Rizin

20-Jähriger gegen Biowaffe immun dpa, 12.01.2018 11:16 Uhr

Münster - Rizin gilt als eines der tödlichsten Gifte der Welt. An der Uniklinik in Münster ist ein Mann Patient, der wohl als einer von drei Menschen weltweit dagegen immun ist. Für die Forschung ein Glücksgriff.

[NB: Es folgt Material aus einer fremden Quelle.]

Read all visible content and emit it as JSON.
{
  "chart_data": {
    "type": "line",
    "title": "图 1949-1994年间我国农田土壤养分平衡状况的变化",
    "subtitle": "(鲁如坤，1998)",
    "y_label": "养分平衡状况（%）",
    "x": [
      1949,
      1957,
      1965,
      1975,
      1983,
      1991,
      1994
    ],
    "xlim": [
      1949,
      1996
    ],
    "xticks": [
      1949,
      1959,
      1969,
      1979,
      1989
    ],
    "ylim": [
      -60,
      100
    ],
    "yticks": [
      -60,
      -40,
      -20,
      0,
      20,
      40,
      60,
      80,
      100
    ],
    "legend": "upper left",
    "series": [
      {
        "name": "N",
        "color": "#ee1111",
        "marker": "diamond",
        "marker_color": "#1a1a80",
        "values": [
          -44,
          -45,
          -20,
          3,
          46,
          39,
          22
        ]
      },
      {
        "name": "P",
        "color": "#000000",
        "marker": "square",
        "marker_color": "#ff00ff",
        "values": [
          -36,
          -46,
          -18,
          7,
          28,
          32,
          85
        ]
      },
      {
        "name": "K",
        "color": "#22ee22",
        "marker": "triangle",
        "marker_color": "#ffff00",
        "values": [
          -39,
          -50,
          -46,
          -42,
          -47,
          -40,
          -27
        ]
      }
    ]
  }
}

Ein paar Milligramm Rizin – mehr braucht es nicht, um binnen Stunden den stärksten Sportler zu töten. Der zarte Jakob (Name geändert) dagegen würde eine Attacke mit dem Gift überstehen. Aufgrund eines genetisch bedingten Stoffwechsel-Defekts ist der 20-Jährige dagegen immun – als einer von drei Menschen weltweit, die bekannt sind. „Für die Forschung ist Jakob ein Glücksgriff“, sagt Professor Thorsten Marquardt, der am Uniklinikum Münster den Bereich Angeborene Stoffwechselerkrankungen leitet. Auch dank ihm versteht man den Aufnahmemechanismus des Gifts besser. „Wo man die Mechanismen kennt, kann man Gegengifte entwickeln“, erklärt Marquardt.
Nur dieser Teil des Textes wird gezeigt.